Stat 1040
Chapter 26 Solutions

    1. True.
    2. False. It's the null that says the difference is due to chance.

  2. The data are like 3800 draws made at random from a box containing 0's and 1's (1 stands for red), but with the number of each ticket unknown.
    1. Null: the fractions of 1's in the box is 18/38. Alt: The fraction of 1's in the box is more than 18/38.
    2. The expected number of reds (using the box from the null hypothesis) is 1800. The SD of the box (again using the null hypothesis) is nearly 0.5, so the SE is sqrt{3800}*0.5 = (about) 31. So z = (obs - exp)/SE = (1890 - 1800)/31 = (about) 2.9, and P = (about) 2/1000.
    3. Yes.

  3. Null hypothesis: the data are like 200 draws from the box containing three 1's and a single 0 (1 = blue and 0 = white). The expected number of blues is 150, with a SE of about 6. So z = (obs - exp)/SE = (142 - 150)/6 = (about) -1.3 and P = (about) 10%. This is marginal, could be chance.

  4. The box has one ticket for each freshman at the university, showing how many hours per week that student spends at parties. So there are about 3000 tickets in the box. The data are like 100 draws from the box. The null hypothesis says that the average of the box is 7.5 hours. The alternative says that the average is less than 7.5 hours. The observed value for the sample average is 6.6 hours. The SD of the box is not known, but can be estimated from the data as 9 hours, which puts the estimate for the SE for the average at 0.9 hours. Then z = (obs - exp)/SE = (6.6 - 7.5)/0.9 = -1. The difference looks like chance.

    1. This is like tossing a coin 350 times and asking for the chance of getting 102 heads or fewer. The expected number of heads is 175, and the SE is 9. The chance is about 0.
    2. 100 draws are made at random without replacement from a box with 102 1's (for the women) and 248 0's (for the men). The expected number of 1's is 29. If the draws are made with replacement, the SE for the number of 1's is sqrt{100}*sqrt{0.29*0.71} = (about) 4.54. The correction factor is sqrt{(350-100)/(350-1)} = (about) 0.846. The SE for the number, when drawing without replacement, is 0.846*4.54 = (about) 3.8. The chance is about 0.
    3. Judge Ford was not choosing at random, he was excluding women.

  6. There is one ticket in the box for each person in the county, age 18 and over.
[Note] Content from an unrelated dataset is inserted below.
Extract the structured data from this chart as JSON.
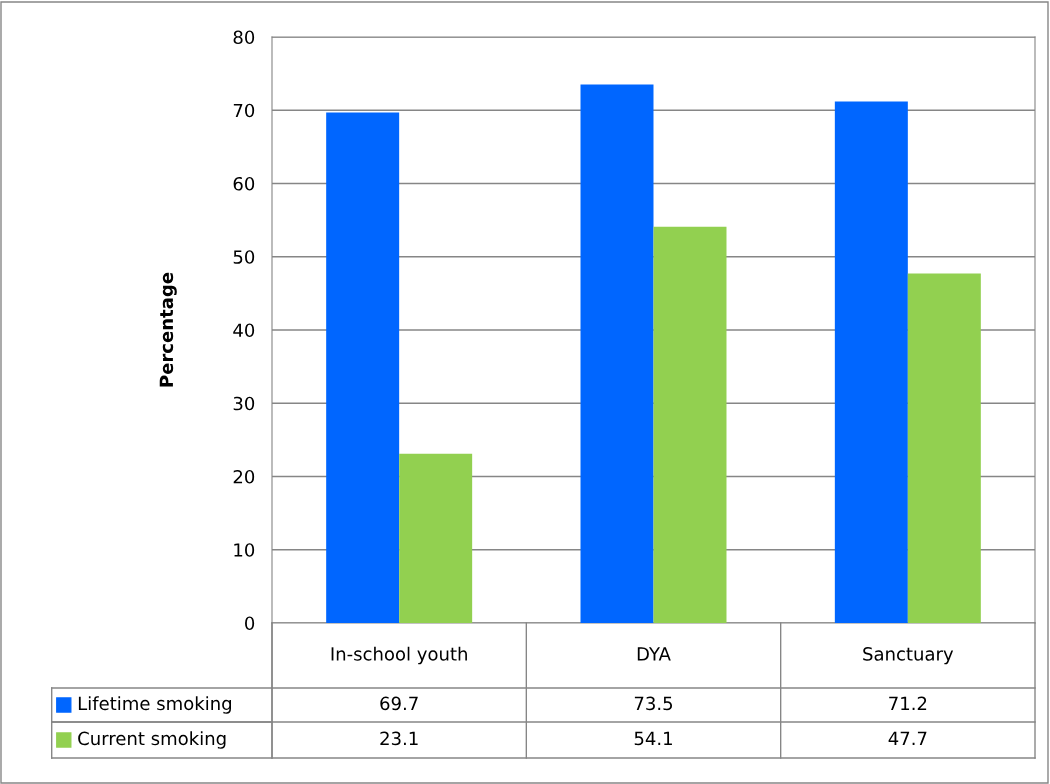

The ticket shows that person's educational level. The data are like 1000 draws from the box. Null: The average of the box is 13 years. Alt: The average of the box isn't 13 years. The expected value for the average of the draws (based on the null) is 13 years, give or take 0.16 years or so. (The 0.16 is the SE calculated from the SD of the data, 5 years. There is no reason to assume the SD of the nation equals the SD of the county, so the data provides a better estimate.) The observed value for the sample average is 14 years, so z = (obs - exp)/SE = (14 - 13)/0.16 = (about) 6, and P is about 0. This may be a rich, suburban county, where the educational level is above average.

  7. Null: the 3 Sunday numbers are like 3 draws made at random (without replacement) froma box containing all 25 numbers in the table. The average of these numbers is nearly 436, and their SD is just about 40. The EV for the average is 436, and the SE is 22 (using the correction factor). The 3 Sunday numbers average about 357, so z = (obs - exp)/SE = (357 - 436)/22 = (about) -3.6, and P = (about) 2/10,000. Many deliveries are induced, and some are surgical, so obstetricians really can influence the timing and avoid deliveries on Sunday (when they would rather be golfing).
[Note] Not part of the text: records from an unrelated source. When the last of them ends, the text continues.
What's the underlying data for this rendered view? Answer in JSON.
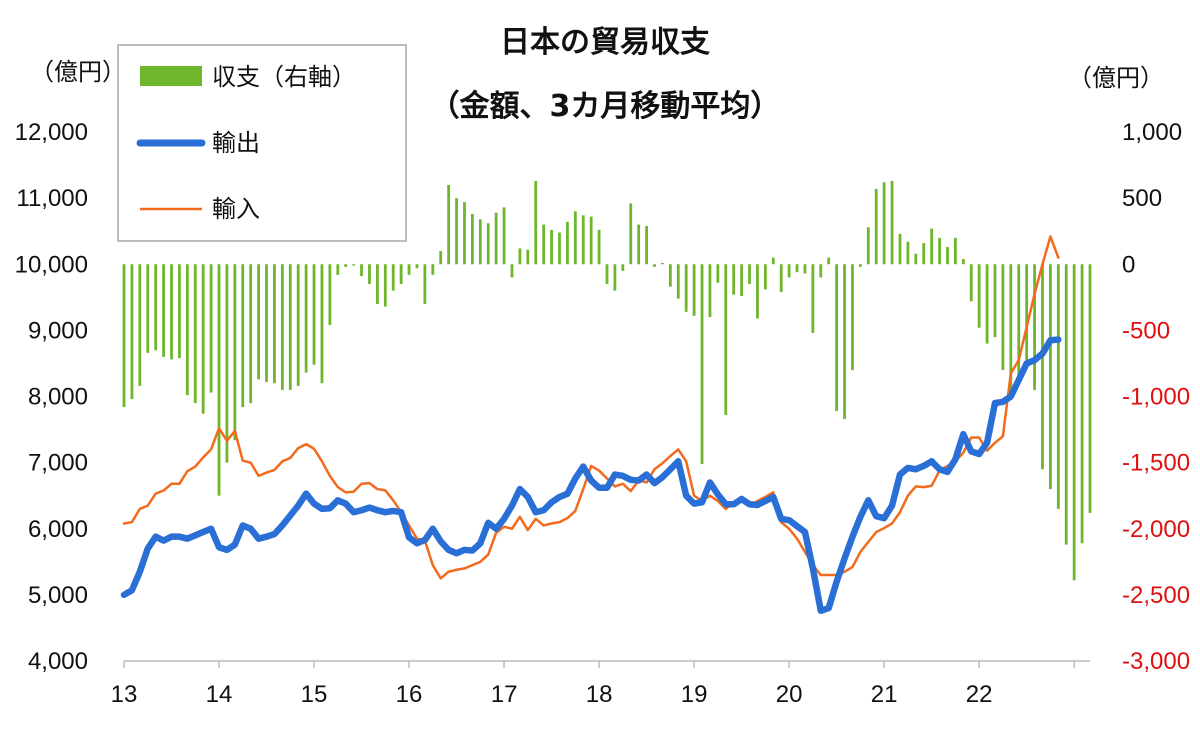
{
  "chart_data": {
    "type": "bar-line combo",
    "title": "日本の貿易収支",
    "subtitle": "（金額、3カ月移動平均）",
    "left_axis_unit": "（億円）",
    "right_axis_unit": "（億円）",
    "left_ylim": [
      4000,
      12000
    ],
    "right_ylim": [
      -3000,
      1000
    ],
    "left_ticks": [
      "4,000",
      "5,000",
      "6,000",
      "7,000",
      "8,000",
      "9,000",
      "10,000",
      "11,000",
      "12,000"
    ],
    "right_ticks": [
      "-3,000",
      "-2,500",
      "-2,000",
      "-1,500",
      "-1,000",
      "-500",
      "0",
      "500",
      "1,000"
    ],
    "right_negative_color": "#e01010",
    "x_labels": [
      "13",
      "14",
      "15",
      "16",
      "17",
      "18",
      "19",
      "20",
      "21",
      "22"
    ],
    "legend": {
      "balance": "収支（右軸）",
      "exports": "輸出",
      "imports": "輸入"
    },
    "series": [
      {
        "name": "収支（右軸）",
        "axis": "right",
        "kind": "bar",
        "color": "#6fb62d",
        "values": [
          -1080,
          -1020,
          -920,
          -670,
          -650,
          -700,
          -720,
          -710,
          -990,
          -1050,
          -1130,
          -970,
          -1750,
          -1500,
          -1330,
          -1080,
          -1050,
          -870,
          -890,
          -900,
          -950,
          -950,
          -920,
          -820,
          -760,
          -900,
          -460,
          -80,
          -20,
          -10,
          -90,
          -150,
          -300,
          -320,
          -200,
          -150,
          -80,
          -30,
          -300,
          -80,
          100,
          600,
          500,
          470,
          380,
          340,
          310,
          390,
          430,
          -100,
          120,
          110,
          630,
          300,
          260,
          240,
          320,
          400,
          370,
          360,
          260,
          -150,
          -200,
          -50,
          460,
          300,
          290,
          -20,
          10,
          -170,
          -260,
          -360,
          -390,
          -1510,
          -400,
          -140,
          -1140,
          -230,
          -240,
          -150,
          -410,
          -190,
          50,
          -210,
          -100,
          -60,
          -70,
          -520,
          -100,
          50,
          -1110,
          -1170,
          -800,
          -20,
          280,
          570,
          620,
          630,
          230,
          170,
          80,
          160,
          270,
          200,
          130,
          200,
          40,
          -280,
          -480,
          -600,
          -550,
          -800,
          -1000,
          -900,
          -780,
          -950,
          -1550,
          -1700,
          -1850,
          -2120,
          -2390,
          -2110,
          -1880
        ]
      },
      {
        "name": "輸出",
        "axis": "left",
        "kind": "line",
        "color": "#2a6fd6",
        "values": [
          5000,
          5070,
          5350,
          5700,
          5880,
          5820,
          5880,
          5880,
          5850,
          5900,
          5950,
          6000,
          5720,
          5680,
          5760,
          6050,
          6000,
          5850,
          5880,
          5920,
          6050,
          6200,
          6350,
          6530,
          6380,
          6300,
          6310,
          6430,
          6380,
          6250,
          6280,
          6320,
          6280,
          6250,
          6270,
          6250,
          5870,
          5780,
          5830,
          6000,
          5810,
          5680,
          5630,
          5680,
          5670,
          5780,
          6090,
          6000,
          6150,
          6350,
          6600,
          6480,
          6250,
          6280,
          6400,
          6480,
          6530,
          6760,
          6940,
          6730,
          6620,
          6620,
          6820,
          6800,
          6740,
          6730,
          6820,
          6690,
          6780,
          6900,
          7020,
          6500,
          6380,
          6400,
          6700,
          6520,
          6370,
          6370,
          6450,
          6370,
          6360,
          6420,
          6480,
          6150,
          6130,
          6040,
          5950,
          5400,
          4760,
          4800,
          5200,
          5550,
          5880,
          6180,
          6430,
          6190,
          6160,
          6350,
          6820,
          6920,
          6900,
          6950,
          7020,
          6900,
          6860,
          7050,
          7430,
          7170,
          7130,
          7300,
          7900,
          7920,
          8000,
          8250,
          8500,
          8550,
          8650,
          8850,
          8860
        ]
      },
      {
        "name": "輸入",
        "axis": "left",
        "kind": "line",
        "color": "#f26b1d",
        "values": [
          6080,
          6100,
          6300,
          6350,
          6530,
          6580,
          6680,
          6680,
          6870,
          6940,
          7080,
          7200,
          7520,
          7330,
          7480,
          7030,
          7000,
          6800,
          6850,
          6890,
          7020,
          7070,
          7220,
          7280,
          7210,
          7020,
          6800,
          6630,
          6550,
          6560,
          6680,
          6690,
          6600,
          6580,
          6430,
          6250,
          6050,
          5850,
          5820,
          5450,
          5250,
          5350,
          5380,
          5400,
          5450,
          5500,
          5610,
          5940,
          6030,
          6000,
          6180,
          5980,
          6150,
          6050,
          6080,
          6100,
          6160,
          6270,
          6600,
          6950,
          6880,
          6760,
          6640,
          6680,
          6570,
          6730,
          6700,
          6900,
          6990,
          7100,
          7200,
          7020,
          6500,
          6420,
          6500,
          6420,
          6300,
          6400,
          6450,
          6350,
          6420,
          6480,
          6550,
          6100,
          6000,
          5850,
          5650,
          5450,
          5300,
          5300,
          5300,
          5350,
          5420,
          5650,
          5800,
          5950,
          6010,
          6080,
          6250,
          6500,
          6640,
          6630,
          6650,
          6880,
          6950,
          7020,
          7150,
          7380,
          7380,
          7180,
          7300,
          7400,
          8350,
          8550,
          9050,
          9550,
          10000,
          10420,
          10100
        ]
      }
    ]
  }
}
    1. There are 59 pairs. The treatment animal has a heavier cortex in 52 of the 59 pairs. If the treatment has no effect, the number where the treatment animal has the heavier cortex is like the sum of 59 draws from a box containing one 0 and one 1. The expected value of the sum is 59*0.5 = 29.5, and the SE is sqrt{59}*0.5 = 3.84. The observed number is 52, which is several SE's above the expected value, so the P-value is almost zero - there's virtually no chance of obtaining as many pairs as Rosenzweig did, or more, with the treatment animal having the heavier cortex. We conclude that the treatment did have an effect.